Die Grüne Bundestagsfraktion hat mit der koordinierten Abfrage durch die Grünen Landtagsfraktionen erstmals vergleichbare Zahlen zum Steuervollzug der Länder erhoben. Bisher liegen die Antworten für die Länder, Hamburg, Bayern, Niedersachsen, Nordrhein-Westfalen, Sachsen und Schleswig-Holstein vor.

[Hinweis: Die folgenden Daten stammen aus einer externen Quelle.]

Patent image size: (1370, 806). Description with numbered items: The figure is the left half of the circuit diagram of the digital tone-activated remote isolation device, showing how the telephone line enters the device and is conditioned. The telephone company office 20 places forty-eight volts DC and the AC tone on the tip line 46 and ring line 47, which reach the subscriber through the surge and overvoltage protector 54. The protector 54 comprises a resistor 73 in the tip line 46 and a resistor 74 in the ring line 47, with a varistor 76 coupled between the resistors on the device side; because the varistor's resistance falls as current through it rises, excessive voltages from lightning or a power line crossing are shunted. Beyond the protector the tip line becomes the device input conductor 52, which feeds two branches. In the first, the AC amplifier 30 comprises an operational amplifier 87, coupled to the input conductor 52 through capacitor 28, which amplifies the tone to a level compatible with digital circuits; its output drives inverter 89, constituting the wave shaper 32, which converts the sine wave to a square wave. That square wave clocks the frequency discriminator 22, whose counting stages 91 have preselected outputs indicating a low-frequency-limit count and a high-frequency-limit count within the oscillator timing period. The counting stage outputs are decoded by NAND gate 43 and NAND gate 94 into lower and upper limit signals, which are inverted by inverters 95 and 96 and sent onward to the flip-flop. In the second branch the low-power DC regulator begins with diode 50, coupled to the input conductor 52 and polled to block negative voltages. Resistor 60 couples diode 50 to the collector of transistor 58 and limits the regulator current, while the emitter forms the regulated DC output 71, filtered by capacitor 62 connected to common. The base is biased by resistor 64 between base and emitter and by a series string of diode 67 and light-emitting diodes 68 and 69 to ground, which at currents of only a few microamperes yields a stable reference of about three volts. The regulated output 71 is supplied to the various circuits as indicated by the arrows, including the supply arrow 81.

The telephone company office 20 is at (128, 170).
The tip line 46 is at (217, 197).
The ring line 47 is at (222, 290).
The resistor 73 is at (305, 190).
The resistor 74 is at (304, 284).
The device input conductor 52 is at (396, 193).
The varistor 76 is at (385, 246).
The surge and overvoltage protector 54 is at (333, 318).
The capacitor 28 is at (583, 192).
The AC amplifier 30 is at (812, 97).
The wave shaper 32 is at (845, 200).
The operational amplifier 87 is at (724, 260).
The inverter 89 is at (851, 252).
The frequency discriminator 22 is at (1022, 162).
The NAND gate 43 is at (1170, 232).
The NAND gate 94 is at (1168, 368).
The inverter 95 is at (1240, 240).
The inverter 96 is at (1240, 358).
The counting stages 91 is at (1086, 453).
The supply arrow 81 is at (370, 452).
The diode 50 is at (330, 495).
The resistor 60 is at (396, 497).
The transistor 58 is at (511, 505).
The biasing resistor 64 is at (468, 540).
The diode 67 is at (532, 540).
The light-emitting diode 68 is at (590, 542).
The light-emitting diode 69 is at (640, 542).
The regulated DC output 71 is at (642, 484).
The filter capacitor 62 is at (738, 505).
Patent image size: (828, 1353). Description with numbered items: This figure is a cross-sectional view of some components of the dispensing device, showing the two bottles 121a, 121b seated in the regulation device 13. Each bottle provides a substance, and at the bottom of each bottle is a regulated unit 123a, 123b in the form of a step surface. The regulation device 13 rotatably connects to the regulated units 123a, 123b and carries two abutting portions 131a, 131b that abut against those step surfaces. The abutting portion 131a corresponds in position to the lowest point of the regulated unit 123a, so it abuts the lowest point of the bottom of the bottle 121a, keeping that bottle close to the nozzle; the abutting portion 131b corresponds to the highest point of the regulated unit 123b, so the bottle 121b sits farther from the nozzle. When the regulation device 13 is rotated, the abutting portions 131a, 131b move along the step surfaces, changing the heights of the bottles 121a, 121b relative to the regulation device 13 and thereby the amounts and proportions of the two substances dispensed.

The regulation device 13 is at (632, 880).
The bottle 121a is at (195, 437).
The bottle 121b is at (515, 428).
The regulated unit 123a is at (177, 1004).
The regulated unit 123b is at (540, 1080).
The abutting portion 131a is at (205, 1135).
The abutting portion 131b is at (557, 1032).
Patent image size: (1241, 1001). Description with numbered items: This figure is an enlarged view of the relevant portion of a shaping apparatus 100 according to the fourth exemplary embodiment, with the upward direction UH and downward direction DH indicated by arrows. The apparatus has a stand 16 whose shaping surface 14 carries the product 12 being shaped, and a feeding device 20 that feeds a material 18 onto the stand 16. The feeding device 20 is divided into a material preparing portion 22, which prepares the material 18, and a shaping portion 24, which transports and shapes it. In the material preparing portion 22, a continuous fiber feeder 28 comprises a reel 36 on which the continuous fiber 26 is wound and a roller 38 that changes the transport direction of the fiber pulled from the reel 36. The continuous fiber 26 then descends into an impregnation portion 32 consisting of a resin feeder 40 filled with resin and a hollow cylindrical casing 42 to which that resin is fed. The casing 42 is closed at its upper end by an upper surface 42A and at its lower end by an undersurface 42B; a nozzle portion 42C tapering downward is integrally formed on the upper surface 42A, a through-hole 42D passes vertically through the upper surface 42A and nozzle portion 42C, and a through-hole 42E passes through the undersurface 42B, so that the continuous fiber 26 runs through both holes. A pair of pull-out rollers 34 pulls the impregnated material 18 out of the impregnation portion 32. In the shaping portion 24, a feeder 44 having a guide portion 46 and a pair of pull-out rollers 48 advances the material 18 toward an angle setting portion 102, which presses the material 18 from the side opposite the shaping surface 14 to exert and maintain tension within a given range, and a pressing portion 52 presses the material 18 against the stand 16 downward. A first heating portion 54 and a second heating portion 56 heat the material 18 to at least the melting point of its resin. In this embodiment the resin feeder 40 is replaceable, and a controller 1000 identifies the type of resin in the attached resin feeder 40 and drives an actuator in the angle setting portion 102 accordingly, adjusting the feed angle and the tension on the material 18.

Betrachtet man das Personal der Steuerverwaltung pro 10.000 Einwohner, so belegt Hamburg mit 20,7 Stellen (2008) den Spitzenplatz. Der Bundesdurchschnitt lag bei 12,6. Von den untersuchten Ländern landet nur Bayern mit 11,8 unter diesem Durchschnitt. In allen Ländern, mit Ausnahme von Schleswig-Holstein, ist das Personal seit 2005 zurückgegangen. Lediglich in Hamburg wurde der Rückgang im letzten Jahr gestoppt und wieder Personal aufgebaut.
Im Bereich der Betriebsprüfung hat Hamburg mit 32 Betriebsprüfern auf 100.000 Einwohner ebenfalls einen Spitzenwert. Auch hier ist Bayern mit weniger als 15 Beschäftigten auf 100.000 Einwohner Schlusslicht. Dabei erwirtschaftet jeder bayrische Prüfer ein Mehrergebnis von 2,43 Millionen Euro im Jahr, was bundesweit Rekord ist. Hamburg kommt mit 1,73 Millionen auf den zweiten Platz.